Inside, there is a large brightly lit, drafting room. Men and women lean over little electronic equipment components that are being made up to fill one of the ten to twenty monthly orders for the synthesizers. The main source of color in the room is the bobbins spooled with striped and solid colored wires.

Upstairs, clippings about the man and his machine cover one wall. A strange series of sounds emanates from behind one of the paneled walls. It was produced, of course, by the Moog Synthesizer.

Through the synthesizer, Robert A. Moog professor of engineering, physics and inventor of the Moog Synthesizer, combines his interest in music and electronics. He explains part of his interest in music by saying "My mother gave me piano lessons for 12 years".

Some of his interest in electronic music dates from the time that he began producing and selling an electronic musical instrument called a theremin. Passing one's hand over an antenna produces a large range of musical notes. A tune 'played' on the theremin is difficult to distinguish from a tune comprised of traditional musical instruments.

As a grad student in the early 1960's at Cornell in engineering physics. Moog spent part of his time producing the theremins for sale. He was "running quite a business out of my three room apartment in Slaterville."

Moog's interest in synthesizers dates from a summer during his graduate studies when he met an electronic composer who interested him in building a music synthesizer. By this time, one synthesizer had been produced by RCA at a cost of about$250,000. Moog invented his own, less expensive, version and has patented the electronic circuitry used in it.

It works by producing a pitch such as the musical note C and then modifying or changing the tone color of that pitch. The tone color is the quality that makes the note C sound different on a violin than on a piano. According to Moog, a musical composition can be produced by changing the tone color and rhythm sounds without emphasis on the pitch.

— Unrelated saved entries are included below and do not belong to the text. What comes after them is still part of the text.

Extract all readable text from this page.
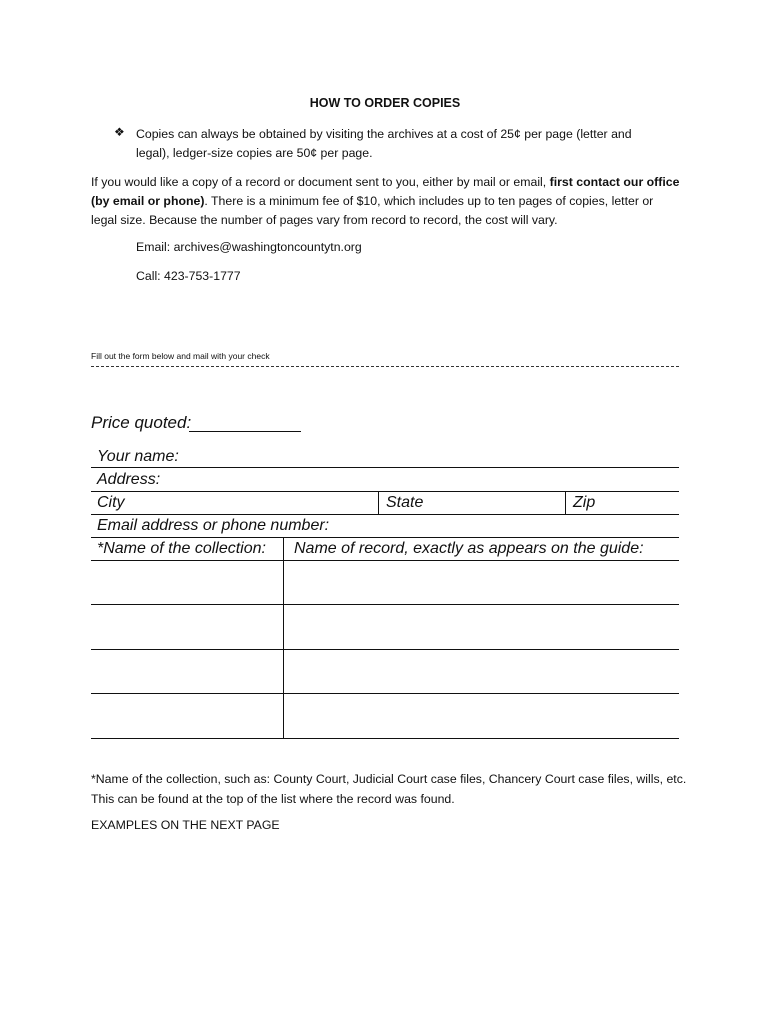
HOW TO ORDER COPIES
❖ Copies can always be obtained by visiting the archives at a cost of 25¢ per page (letter and legal), ledger-size copies are 50¢ per page.
If you would like a copy of a record or document sent to you, either by mail or email, first contact our office (by email or phone). There is a minimum fee of $10, which includes up to ten pages of copies, letter or legal size. Because the number of pages vary from record to record, the cost will vary.
Email: archives@washingtoncountytn.org
Call: 423-753-1777
Fill out the form below and mail with your check
Price quoted:
Your name:
Address:
City	State	Zip
Email address or phone number:
*Name of the collection: Name of record, exactly as appears on the guide:
*Name of the collection, such as: County Court, Judicial Court case files, Chancery Court case files, wills, etc. This can be found at the top of the list where the record was found.
EXAMPLES ON THE NEXT PAGE
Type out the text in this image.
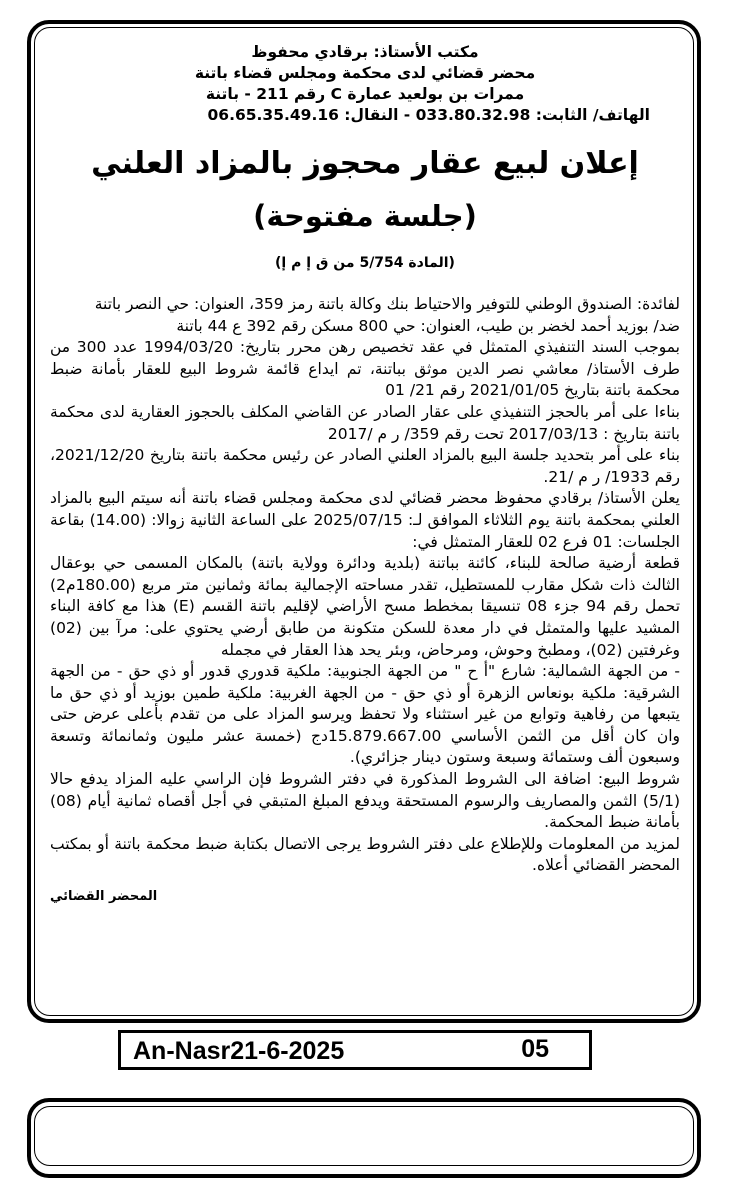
مكتب الأستاذ: برقادي محفوظ
محضر قضائي لدى محكمة ومجلس قضاء باتنة
ممرات بن بولعيد عمارة C رقم 211 - باتنة
الهاتف/ الثابت: 033.80.32.98 - النقال: 06.65.35.49.16
إعلان لبيع عقار محجوز بالمزاد العلني
(جلسة مفتوحة)
(المادة 5/754 من ق إ م إ)

لفائدة: الصندوق الوطني للتوفير والاحتياط بنك وكالة باتنة رمز 359، العنوان: حي النصر باتنة

ضد/ بوزيد أحمد لخضر بن طيب، العنوان: حي 800 مسكن رقم 392 ع 44 باتنة

بموجب السند التنفيذي المتمثل في عقد تخصيص رهن محرر بتاريخ: 1994/03/20 عدد 300 من طرف الأستاذ/ معاشي نصر الدين موثق بباتنة، تم ايداع قائمة شروط البيع للعقار بأمانة ضبط محكمة باتنة بتاريخ 2021/01/05 رقم 21/ 01

بناءا على أمر بالحجز التنفيذي على عقار الصادر عن القاضي المكلف بالحجوز العقارية لدى محكمة باتنة بتاريخ : 2017/03/13 تحت رقم 359/ ر م /2017

بناء على أمر بتحديد جلسة البيع بالمزاد العلني الصادر عن رئيس محكمة باتنة بتاريخ 2021/12/20، رقم 1933/ ر م /21.

يعلن الأستاذ/ برقادي محفوظ محضر قضائي لدى محكمة ومجلس قضاء باتنة أنه سيتم البيع بالمزاد العلني بمحكمة باتنة يوم الثلاثاء الموافق لـ: 2025/07/15 على الساعة الثانية زوالا: (14.00) بقاعة الجلسات: 01 فرع 02 للعقار المتمثل في:

قطعة أرضية صالحة للبناء، كائنة بباتنة (بلدية ودائرة وولاية باتنة) بالمكان المسمى حي بوعقال الثالث ذات شكل مقارب للمستطيل، تقدر مساحته الإجمالية بمائة وثمانين متر مربع (180.00م2) تحمل رقم 94 جزء 08 تنسيقا بمخطط مسح الأراضي لإقليم باتنة القسم (E) هذا مع كافة البناء المشيد عليها والمتمثل في دار معدة للسكن متكونة من طابق أرضي يحتوي على: مرآ بين (02) وغرفتين (02)، ومطبخ وحوش، ومرحاض، وبئر يحد هذا العقار في مجمله

- من الجهة الشمالية: شارع "أ ح " من الجهة الجنوبية: ملكية قدوري قدور أو ذي حق - من الجهة الشرقية: ملكية بونعاس الزهرة أو ذي حق - من الجهة الغربية: ملكية طمين بوزيد أو ذي حق ما يتبعها من رفاهية وتوابع من غير استثناء ولا تحفظ ويرسو المزاد على من تقدم بأعلى عرض حتى وان كان أقل من الثمن الأساسي 15.879.667.00دج (خمسة عشر مليون وثمانمائة وتسعة وسبعون ألف وستمائة وسبعة وستون دينار جزائري).

شروط البيع: اضافة الى الشروط المذكورة في دفتر الشروط فإن الراسي عليه المزاد يدفع حالا (5/1) الثمن والمصاريف والرسوم المستحقة ويدفع المبلغ المتبقي في أجل أقصاه ثمانية أيام (08) بأمانة ضبط المحكمة.

لمزيد من المعلومات وللإطلاع على دفتر الشروط يرجى الاتصال بكتابة ضبط محكمة باتنة أو بمكتب المحضر القضائي أعلاه.

المحضر القضائي
An-Nasr21-6-2025	05
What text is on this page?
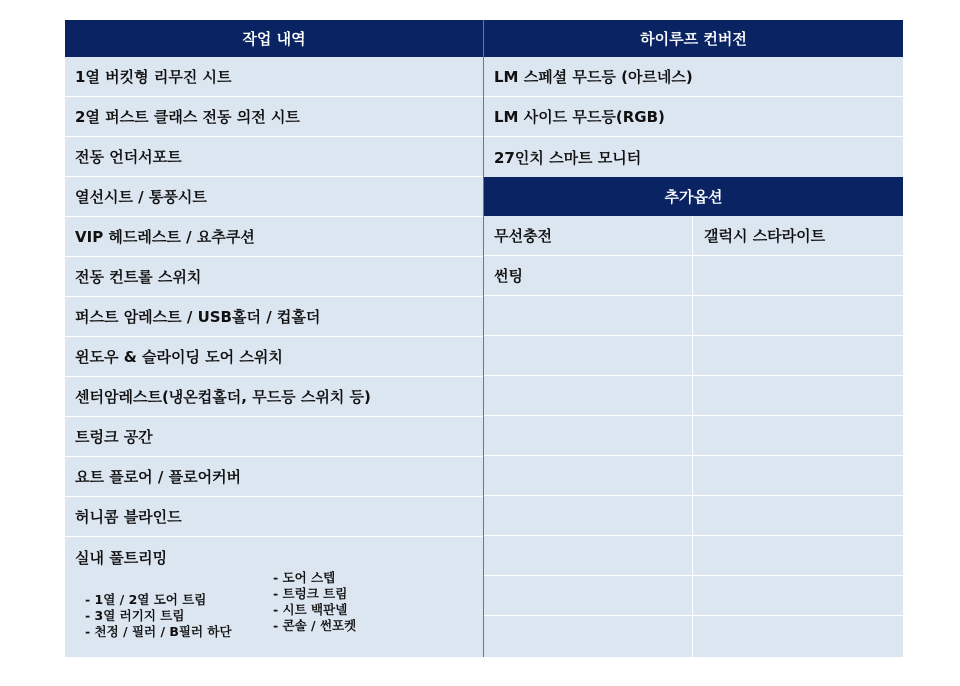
작업 내역
1열 버킷형 리무진 시트
2열 퍼스트 클래스 전동 의전 시트
전동 언더서포트
열선시트 / 통풍시트
VIP 헤드레스트 / 요추쿠션
전동 컨트롤 스위치
퍼스트 암레스트 / USB홀더 / 컵홀더
윈도우 & 슬라이딩 도어 스위치
센터암레스트(냉온컵홀더, 무드등 스위치 등)
트렁크 공간
요트 플로어 / 플로어커버
허니콤 블라인드
실내 풀트리밍
- 1열 / 2열 도어 트림
- 3열 러기지 트림
- 천정 / 필러 / B필러 하단
- 도어 스텝
- 트렁크 트림
- 시트 백판넬
- 콘솔 / 썬포켓
하이루프 컨버전
LM 스페셜 무드등 (아르네스)
LM 사이드 무드등(RGB)
27인치 스마트 모니터
추가옵션
무선충전	갤럭시 스타라이트
썬팅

He questioned whether music would continue to be something "that you hum." The emphasis, he said, will be on "textures rather than pitches."

"What is interesting is not the sounds themselves," he said, "but the way they are changed. The textures are gotten by changing the way of changing."

The company employs a musician-composer, Chris Swanson, in addition to engineers, a cabinet maker, repairmen and assemblers. "It is unusual for a profit-making company to hire a composer, commented Moog. But he said that he enjoys working with musicians and described his working relationship with Swanson as "symbiotic." "Swanson tries things out and also suggests ways of improving the synthesizer."

"Every composer has his own way of musical notation." Swanson uses the traditional method since he uses pitch difference, in addition to tone color differences. Moog himself does not compose. "It's not my bag", he explained. A composer such as Walter Carlos creator of "Switched on Bach" really does a good deal of composing when using the synthesizer to get the tone colors and effects he wants.

For example, he would first take a phrase of music and play it on the synthesizer already preset to produce the desired sounds. Most of the time this series of modifications is not enough to produce the final effect. He must then record a second set of modifications of the original work and then tape the two together.

This is called 'overdubbing" or "building on sound." Moog compared the process to that employed in mixing colors where a series of small additions combines to make a vastly different color. According to him, sometimes as many as 20 to 30 overdubs are required to produce one final phrase of music. To date, about 250 synthesizers have been sold. They ranged in price from about $3.000-$12,000 for a standard recording model. Some of the Moog Synthesizers that were sold to private recording artists turn up in high places. The Beatles own two, the Rolling Stones, the Beach Boys, and the Monkeys each own one. In addition, the theme songs to several popular movies have been composed with the aid of a Moog synthesizer. When asked how he felt about this, Moog said. "I hold my breath and hope that they do a good job."